While we all make our final push for that last race this fall it is a perfect time to take a self-audit of your season and take inventory of what went well and what your limiting factors were.
Did you progress your training volume well? Or was it sporadic?
Were you pain-free? Or did you have an injury set-back that forced you to adjust your training.
Most patients will tell us that they just didn’t know where to start once they started hurting.
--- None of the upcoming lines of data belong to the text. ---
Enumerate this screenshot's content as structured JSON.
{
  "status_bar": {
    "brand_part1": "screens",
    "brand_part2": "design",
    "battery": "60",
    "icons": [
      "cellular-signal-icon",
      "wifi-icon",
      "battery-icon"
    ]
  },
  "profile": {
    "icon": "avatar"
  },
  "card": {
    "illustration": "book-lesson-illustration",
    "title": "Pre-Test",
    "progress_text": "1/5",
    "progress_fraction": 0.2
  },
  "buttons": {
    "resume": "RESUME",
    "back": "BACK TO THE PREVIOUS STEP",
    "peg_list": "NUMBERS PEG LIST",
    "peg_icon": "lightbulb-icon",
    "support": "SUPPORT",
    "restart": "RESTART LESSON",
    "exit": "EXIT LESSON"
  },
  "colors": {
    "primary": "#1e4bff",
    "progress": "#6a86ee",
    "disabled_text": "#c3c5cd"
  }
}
Often times it comes down to sorting out what variables are contributing to their pain cycle, and what variables are good to keep in their training progression along with treatment to get them back in running form.
If you have unanswered questions we recommend that you first start with researching your topic from a trustworthy source. We have put together an online group of runners that are committed to supporting each other and learning from one-another for this very reason called the Odom Running Club. Feel free to join to get started there.
Additionally, we regularly perform video gait analysis to pinpoint biomechanical regions that can be adjusted to improve running economy, performance, and build resilience in a runners gait pattern. If you are interested in getting a gait analysis or being evaluated by our Odom Team made up of our Sports Medicine Physician, Doctors of Physical Therapy, and carefully selected therapy team feel free to call in today at 952-224-1919. We also are able to offer nutritional services from our Registered Dietitian to help give our endurance athletes a nutritional plan to keep them competitive and help them recover well.
As temperatures begin to drop towards winter, runners in Minnesota, undoubtedly, begin to think about the long months of decreased mileage and less time spent outdoors. For some, this might be a welcome break to rest, recover and mentally prepare for springtime running. For others, the decrease in activity might be a weary ho-hum.
Minnesota winters present an incredible option that is potentially beneficial to runners. Nordic or cross-country skiing is widely popular in cold weather locations that have a lot of snow. Classic technique and skate technique are two styles of Nordic skiing; both styles utilize similar muscle groups as with running, and similarly challenges your cardiovascular endurance.
Runners who are looking to spend the winter in recovery mode will benefit from the low impact nature of cross-country skiing. While the classic skiing technique mimics the mechanics of running, there is far less stress on your muscles and joints.